Interessante anche l’agile burocrazia con cui una coppia di quarantenni adotta due adolescenti, con una tale facilità che mentre stanno per andare via con Nica sentono Gigi al piano e decidono su due piedi di accattarsi anche lui, tipo 2 X 1. «Così Nica non si sente sola», spiega la sua nuova mamma, palesemente attratta dal minorenne figo al pianoforte e del tutto incurante che lui sia l’unica persona che Nica non vuole più vedere. Potevano mica prendere su la sua amica del cuore, se ci tenevano tanto a integrarla? Ma anche: sono stati fatti dei controlli adeguati su questi signori che vengono a fare shopping di ragazzini? Chi ha approvato la pratica dell’adozione?

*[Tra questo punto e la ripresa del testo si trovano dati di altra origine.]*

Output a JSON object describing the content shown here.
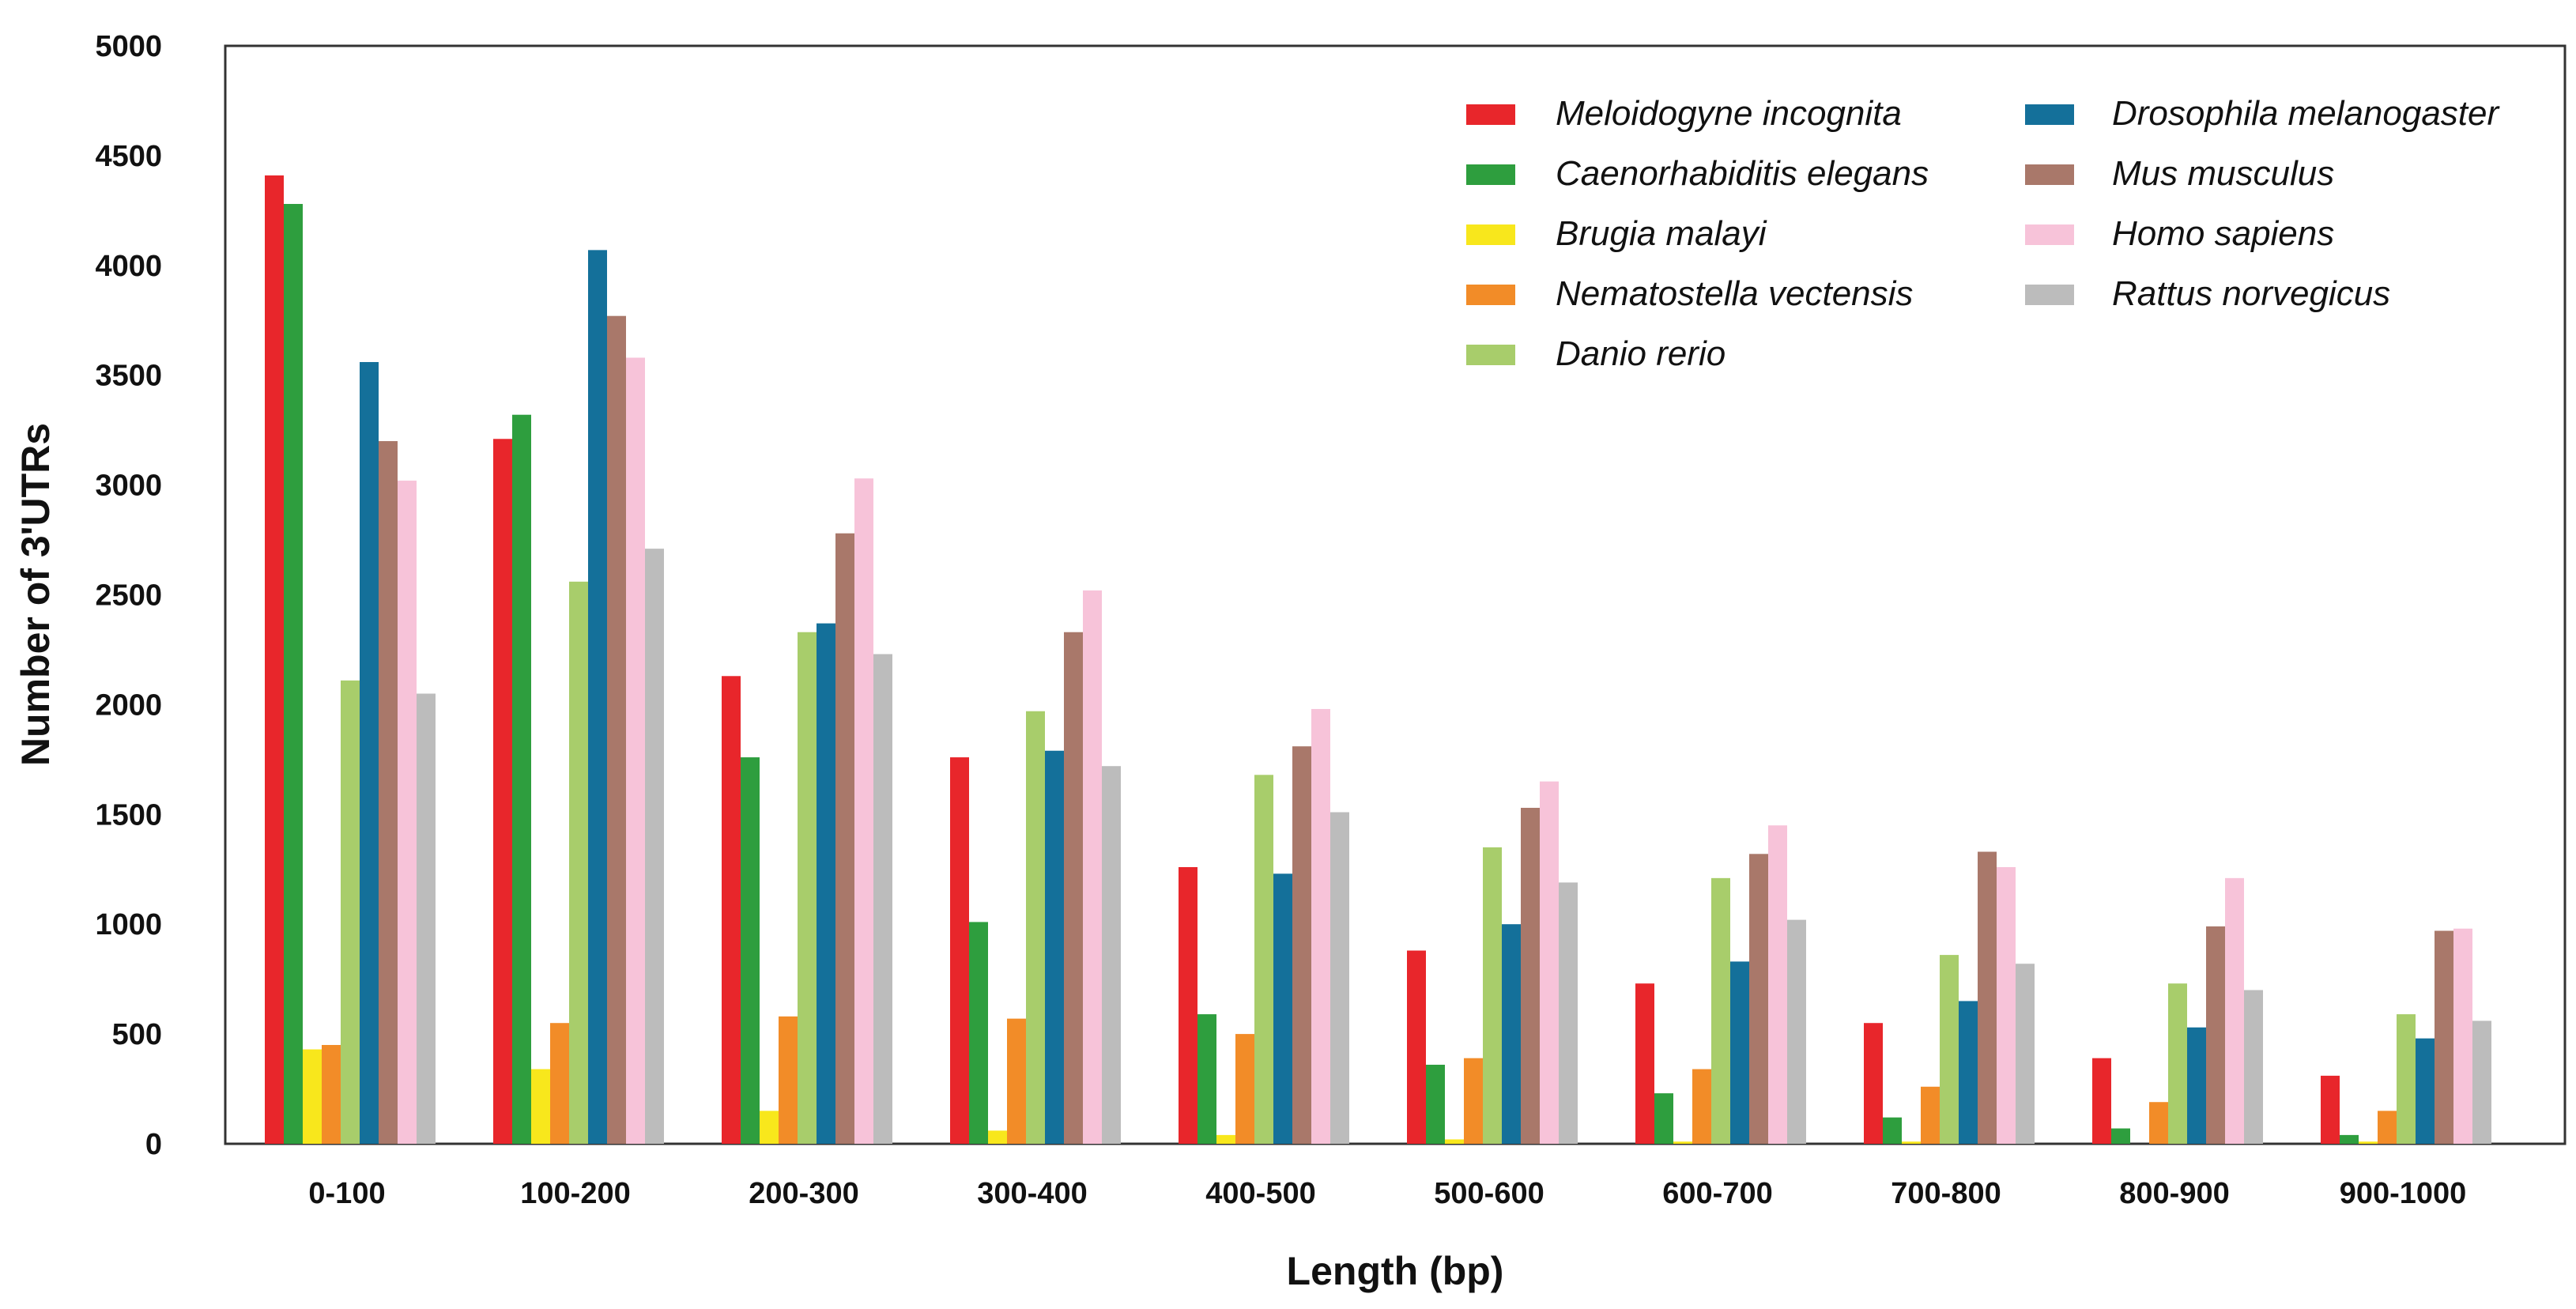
{
  "chart_data": {
    "type": "bar",
    "title": "",
    "xlabel": "Length (bp)",
    "ylabel": "Number of 3'UTRs",
    "ylim": [
      0,
      5000
    ],
    "yticks": [
      "0",
      "500",
      "1000",
      "1500",
      "2000",
      "2500",
      "3000",
      "3500",
      "4000",
      "4500",
      "5000"
    ],
    "categories": [
      "0-100",
      "100-200",
      "200-300",
      "300-400",
      "400-500",
      "500-600",
      "600-700",
      "700-800",
      "800-900",
      "900-1000"
    ],
    "legend_position": "top-right",
    "series": [
      {
        "name": "Meloidogyne incognita",
        "color": "#e8262b",
        "values": [
          4410,
          3210,
          2130,
          1760,
          1260,
          880,
          730,
          550,
          390,
          310
        ]
      },
      {
        "name": "Caenorhabiditis elegans",
        "color": "#2e9e3e",
        "values": [
          4280,
          3320,
          1760,
          1010,
          590,
          360,
          230,
          120,
          70,
          40
        ]
      },
      {
        "name": "Brugia malayi",
        "color": "#f8e71c",
        "values": [
          430,
          340,
          150,
          60,
          40,
          20,
          10,
          10,
          0,
          10
        ]
      },
      {
        "name": "Nematostella vectensis",
        "color": "#f28c28",
        "values": [
          450,
          550,
          580,
          570,
          500,
          390,
          340,
          260,
          190,
          150
        ]
      },
      {
        "name": "Danio rerio",
        "color": "#a8cd6b",
        "values": [
          2110,
          2560,
          2330,
          1970,
          1680,
          1350,
          1210,
          860,
          730,
          590
        ]
      },
      {
        "name": "Drosophila melanogaster",
        "color": "#14709a",
        "values": [
          3560,
          4070,
          2370,
          1790,
          1230,
          1000,
          830,
          650,
          530,
          480
        ]
      },
      {
        "name": "Mus musculus",
        "color": "#a9786a",
        "values": [
          3200,
          3770,
          2780,
          2330,
          1810,
          1530,
          1320,
          1330,
          990,
          970
        ]
      },
      {
        "name": "Homo sapiens",
        "color": "#f7c3d9",
        "values": [
          3020,
          3580,
          3030,
          2520,
          1980,
          1650,
          1450,
          1260,
          1210,
          980
        ]
      },
      {
        "name": "Rattus norvegicus",
        "color": "#bcbcbc",
        "values": [
          2050,
          2710,
          2230,
          1720,
          1510,
          1190,
          1020,
          820,
          700,
          560
        ]
      }
    ]
  }
}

E ancora: dove siamo? Quando siamo? E come ha fatto la produzione a non scritturare nemmeno un attore romano? Le incongruenze sono infinite, i dubbi si moltiplicano e basta, e io comincio a chiedermi se il malessere di Giorgio non abbia a che fare anche con le dimensioni della sua mandibola, chiaramente sovrasviluppata per un sedicenne. È bruxismo? Sarà per quello che gli viene l’emicrania? Si può risolvere con un bite?

Sogno lucido

Mi distraggo un attimo e inizia un processo contro la direttrice dell’orfanotrofio, ma intanto Ritalin è in ospedale, sempre con questo problema di salute immaginario. Nica bisbiglia delle cose in tribunale e si avventura in metafore azzardate (“lui stella, io cielo. Lui graffi, io cerotti”) e ripete che Mitchell è il suo fabbricante di lacrime, che all’inizio mi era sembrata una brutta cosa ma forse mi sono sbagliata, perché ora invece lo ama molto.

A questo proposito mi chiedo anche se Erin Doom abbia inserito una clausola nel contratto di cessione per ricevere le royalties ogni volta che qualcuno dice “fabbricante di lacrime”, di sicuro glielo auguro, perché alla fine l’effetto è tipo Mariah Carey sotto Natale.

Il film si tronca all’improvviso lasciandomi frastornata e insicura, come se non l’avessi visto davvero e me lo fossi immaginato durante un’esperienza un po’ tumultuosa con una sostanza psicotropa, un sogno lucido durante una pennica pomeridiana andata troppo per le lunghe. Non mi ricordo, non ho capito, non riavrò mai indietro questo tempo. Resta nell’aria solo un olezzo familiare, come quello dei campi concimati di fresco.